The Phaidon Folio

Everyone's Problem: Adrian Piper Tackles the Complexities of Race Relations Head-On

Everyone's Problem: Adrian Piper Tackles the Complexities of Race Relations Head-On
Adrian Piper receiving her Golden Lion from the 2015 Venice Biennale

The artist and philosopher Adrian Piper’s direct and subtly intellectual approach to unpacking the tangled issues of race, gender, identity, and belonging has inspired a generation of socially-conscious artists across all media, although her impact is just now being fully recognized: she was the recipient of the Golden Lion for best artist at this year’s Venice Biennale, and MoMA has recently announced plans for, in the words of Robin Pogrebin in the New York Times, “the most comprehensive exhibition to date on the conceptual artist,” set to open in 2018. In this excerpt from Phaidon’sDefining Contemporary Art, the curator Connie Butler responds to one of Piper’s most important video and installation works, Cornered from 1988.

Adrian Piper’s conceptual explorations of race and difference have made her a critical influence on subsequent generations of artists exploring race and the construction of identity. By 1988—after two decades in which she moved from a relatively traditional conceptual art practice to using her own body in her work, and to locating her subject matter in the fluidity of identity—she had begun to explore her own struggles with racial identity: namely, people’s assumptions about her race and their corresponding behavior towards her.

The pivotal video installation Cornered addresses this in the straightforward, analytical fashion common to all of Piper’s work. Viewers encounter the artist herself, a light-skinned black woman, looking out at them from a monitor placed in the corner of a room. On either side of it hang her father’s two birth certificates—one that identifies him as white, the other as black. A large table upended in front of the monitor distances us from all this, keeping Piper at a remove in space. Despite this, the artist faces us calmly and begins matter-of-factly. “I’m black. Now, let’s deal with this social fact, and the fact of my stating it, together. Maybe you don’t see why we have to deal with it together. Maybe you think this is just my problem, and that I should deal with it by myself. But it’s not just my problem. It’s our problem.”

The power of this video is, of course, the way it draws the viewer’s attention to his or her own biases and brings to the surface all the anxieties surrounding them. What has seldom been addressed is the importance of the architectural framework in Piper’s temporal media-based works. In some of her most affecting and historically important works, and particularly in Cornered, the architecture of the gallery is configured or highlighted in a way that represents an architecture of power. Her broader critique of social and culturally entrenched institutions is underlined by this subtle yet very conscious orchestration of space.

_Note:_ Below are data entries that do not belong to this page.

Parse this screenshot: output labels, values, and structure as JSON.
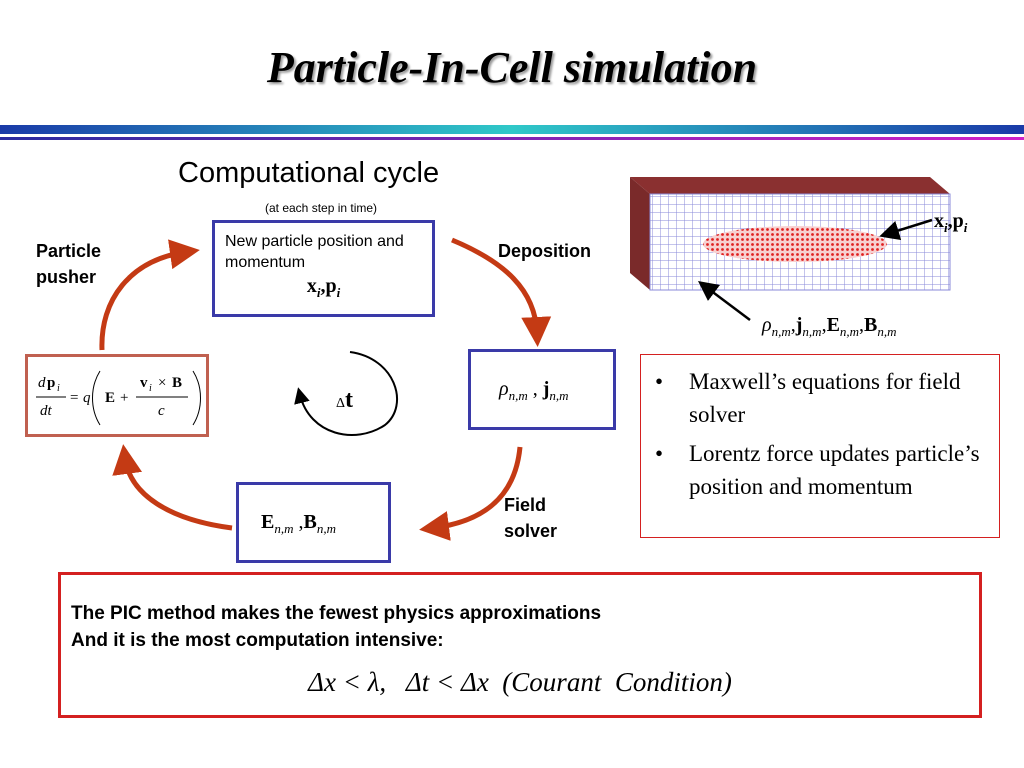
{
  "slide": {
    "title": "Particle-In-Cell simulation"
  },
  "cycle": {
    "heading": "Computational cycle",
    "subheading": "(at each step in time)",
    "top_box": {
      "text": "New particle position and momentum",
      "formula": "x , p"
    },
    "right_box": {
      "formula": "ρ , j"
    },
    "bottom_box": {
      "formula": "E , B"
    },
    "left_box": {
      "formula": "dp/dt = q(E + v × B / c)"
    },
    "center": {
      "symbol": "t",
      "delta": "Δ"
    },
    "labels": {
      "particle_pusher": "Particle pusher",
      "deposition": "Deposition",
      "field_solver": "Field solver"
    },
    "arrow_color": "#c43a14"
  },
  "grid_figure": {
    "particle_label": "x , p",
    "field_label": "ρ , j , E , B"
  },
  "notes": {
    "bullets": [
      "Maxwell’s equations for field solver",
      "Lorentz force updates particle’s position and momentum"
    ]
  },
  "summary": {
    "line1": "The PIC method makes the fewest physics approximations",
    "line2": "And it is the most computation intensive:",
    "condition": "Δx < λ,   Δt < Δx  (Courant  Condition)"
  },
  "colors": {
    "blue_box": "#3a3aa8",
    "red_box": "#d42020",
    "particle_red": "#e02020"
  }
}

Piper’s direct address to the audience performs another kind of reversal. Seated in a classroom-style configuration, the audience is held captive by her challenge to their own complicit behavior. Dressed in demure pearls and a plain blue top, hair carefully pulled back and body inhabiting a teacherly guise, in a quiet, measured voice and occupying what Robert Storr has called “the all-but-untenable middle ground between Black and White,” Piper constructs a kind of updated teach-in. The table—an average domestic piece of furniture that could be a dining table or a teacher’s desk—partitions off the realm of the video from access; the discussion about race is always mediated.

Piper’s media works are carefully choreographed so that the viewer is held somewhat captive to her very poised interrogation of the imagery and language of oppression. In What It’s Like, What It Is #3 (1991)—the culmination of a group of works, including Art for the Art World Surface Pattern (1976) and Aspects of the Liberal Dilemma (1978), in which the viewer is confronted by an image in a controlled architectural situation and is compelled to address its analysis—a black man, an actor, stares out at the viewer from a tall, white, four-sided kiosk situated in the middle of a stark, white, cube-shaped amphitheater. He recites a litany of insults, negative characterizations of black people and black men in particular: “I’m not pushy, I’m not sneaky, I’m not lazy, I’m not noisy, I’m not vulgar, I’m not rowdy, I’m not horny, I’m not scary, I’m not shiftless, I’m not crazy …” and so on.

Here and elsewhere, Piper uses direct address to confront the way language and images configure our conversation about race— a dilemma deployed as a strategy. In a work like Cornered she uses the television and the gallery as a metaphor for conversation. Her lecture finishes with a question for the viewer: “So how do you propose we solve it? What are you going to do?” In her own practice she has found a way to move forwards, writing that abstract ideas about identity “are the barriers my art practice reflects, because they are the ones that keep me grounded. […] I am no longer drunk on abstract theory, because the sobering facts press in on my daily life too insistently. […] So partly by my own choice, partly by accidents of my birth and position in society, I am cornered, hemmed in, somewhere in the basement of the building, preparing to crash my way out. My art practice is a reflecting mirror of light and darkness, a high sunny window that holds out to me the promise of release into the night.”